I’m not 100 on the logic of Salazar and his crew’s return, but that’s fine because that crew makes up the first time in a while where the frequently undead (because when does this franchise ever not have undead pirates?) actually play with the horror imagery, having them half present and fragmented and grisly but in blue paleness to their skin is sure enough to give children the creeps enough to pass as a Disney film, while Bardem knows how to turn that handicap on his character into an anchor for his acting, much like Bill Nighy before him as Davy Jones. And while it goes without saying that directors Joachim Rønning and Espen Sandberg (of the fellow sea-faring picture Kon-Tiki) are not Gore Verbinski in their popcorn filmmaking ability, there’s a lot in this film to make for a pleasant enough diversion from the very labored script (I personally think Barbossa gets the worst of it with an element tacked on that feels absolutely unearned despite how long we’ve been acquainted with Rush in the character, but there’s also the possible contender in Royal Lieutenant Scarfield played by David Wenham, who seems so arbitrary and second-banana as a threat compared to Salazar).

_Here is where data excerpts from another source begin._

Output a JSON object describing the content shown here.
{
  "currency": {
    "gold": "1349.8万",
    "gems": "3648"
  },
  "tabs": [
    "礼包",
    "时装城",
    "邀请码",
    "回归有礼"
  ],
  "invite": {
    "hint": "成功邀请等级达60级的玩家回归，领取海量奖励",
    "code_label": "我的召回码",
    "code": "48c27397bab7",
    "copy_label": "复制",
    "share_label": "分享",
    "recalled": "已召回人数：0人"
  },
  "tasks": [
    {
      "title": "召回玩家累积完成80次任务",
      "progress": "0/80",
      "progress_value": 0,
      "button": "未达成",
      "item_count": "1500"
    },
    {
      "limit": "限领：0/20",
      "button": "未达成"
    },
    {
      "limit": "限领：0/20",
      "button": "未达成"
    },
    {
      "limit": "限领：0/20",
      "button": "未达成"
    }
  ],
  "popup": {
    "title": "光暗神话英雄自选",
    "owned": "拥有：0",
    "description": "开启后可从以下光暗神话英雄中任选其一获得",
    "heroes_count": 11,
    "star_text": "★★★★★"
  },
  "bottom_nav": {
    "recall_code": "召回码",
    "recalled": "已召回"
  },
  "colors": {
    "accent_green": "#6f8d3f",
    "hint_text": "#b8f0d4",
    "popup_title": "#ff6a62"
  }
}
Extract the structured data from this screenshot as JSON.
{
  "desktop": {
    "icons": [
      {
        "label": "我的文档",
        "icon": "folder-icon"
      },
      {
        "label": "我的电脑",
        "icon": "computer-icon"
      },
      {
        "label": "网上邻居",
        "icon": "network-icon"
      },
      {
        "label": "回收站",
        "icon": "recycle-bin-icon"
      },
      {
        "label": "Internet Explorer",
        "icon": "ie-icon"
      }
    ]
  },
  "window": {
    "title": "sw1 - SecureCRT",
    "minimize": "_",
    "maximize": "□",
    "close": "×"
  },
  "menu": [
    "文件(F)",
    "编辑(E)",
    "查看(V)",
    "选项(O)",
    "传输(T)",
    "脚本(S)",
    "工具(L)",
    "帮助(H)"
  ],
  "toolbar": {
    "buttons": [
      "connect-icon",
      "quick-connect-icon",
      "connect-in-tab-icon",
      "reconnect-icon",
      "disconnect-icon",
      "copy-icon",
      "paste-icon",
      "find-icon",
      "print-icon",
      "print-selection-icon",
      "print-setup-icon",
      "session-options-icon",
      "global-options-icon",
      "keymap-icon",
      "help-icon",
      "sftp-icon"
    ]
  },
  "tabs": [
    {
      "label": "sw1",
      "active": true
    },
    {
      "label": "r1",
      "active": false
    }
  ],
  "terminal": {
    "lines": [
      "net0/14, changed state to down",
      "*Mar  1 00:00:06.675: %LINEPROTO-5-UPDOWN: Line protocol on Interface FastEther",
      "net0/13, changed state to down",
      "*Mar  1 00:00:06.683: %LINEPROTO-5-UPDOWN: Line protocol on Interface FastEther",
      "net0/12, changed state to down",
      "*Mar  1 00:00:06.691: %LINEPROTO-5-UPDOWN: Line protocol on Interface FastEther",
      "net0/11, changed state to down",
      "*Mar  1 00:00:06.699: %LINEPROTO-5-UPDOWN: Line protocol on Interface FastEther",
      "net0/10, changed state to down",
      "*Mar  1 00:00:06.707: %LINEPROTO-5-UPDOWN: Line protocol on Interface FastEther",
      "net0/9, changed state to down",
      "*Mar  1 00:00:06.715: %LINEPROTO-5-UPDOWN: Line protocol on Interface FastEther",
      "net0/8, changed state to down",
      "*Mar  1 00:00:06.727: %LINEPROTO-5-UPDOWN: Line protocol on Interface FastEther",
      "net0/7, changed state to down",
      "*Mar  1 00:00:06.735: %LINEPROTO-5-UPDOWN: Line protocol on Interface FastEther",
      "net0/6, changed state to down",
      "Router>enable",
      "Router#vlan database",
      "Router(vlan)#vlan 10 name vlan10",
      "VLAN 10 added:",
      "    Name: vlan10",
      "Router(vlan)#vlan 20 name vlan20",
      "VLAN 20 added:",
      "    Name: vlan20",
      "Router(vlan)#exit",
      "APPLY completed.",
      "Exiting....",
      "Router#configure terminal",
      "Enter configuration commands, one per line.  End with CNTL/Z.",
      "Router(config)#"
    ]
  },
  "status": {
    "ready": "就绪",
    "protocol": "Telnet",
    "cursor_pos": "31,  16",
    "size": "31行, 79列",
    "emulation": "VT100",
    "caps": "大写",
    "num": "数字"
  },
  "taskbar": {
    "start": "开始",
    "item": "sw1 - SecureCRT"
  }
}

There’s their action sequences such as the wonderful rescue of Jack and Carina from execution early on, particularly in a very theme-park-ride esque shot involving a guillotine on Jack’s head that feels like a Looney Tunes moment. There’s the wiliness of a flashback in which Jack shows his sea skills that turned Captain Salazar in for dead. Rønning and Sandberg know their way around over-the-top physics in an action scene, save for a very underwhelming and forgettable CGI climax to remind us that this is of course a summer tentpole (in 2017… a disappointing summer to say the least).

There’s nothing about this that screams a necessary watch. Like I said, nobody asked for this movie to exist and I think the world would keep right on turning if it didn’t. But Pirates of the Caribbean: Dead Men Tell No Tales is a return of the franchise to some kind of quality and however minute that amount may be, it has to count for something.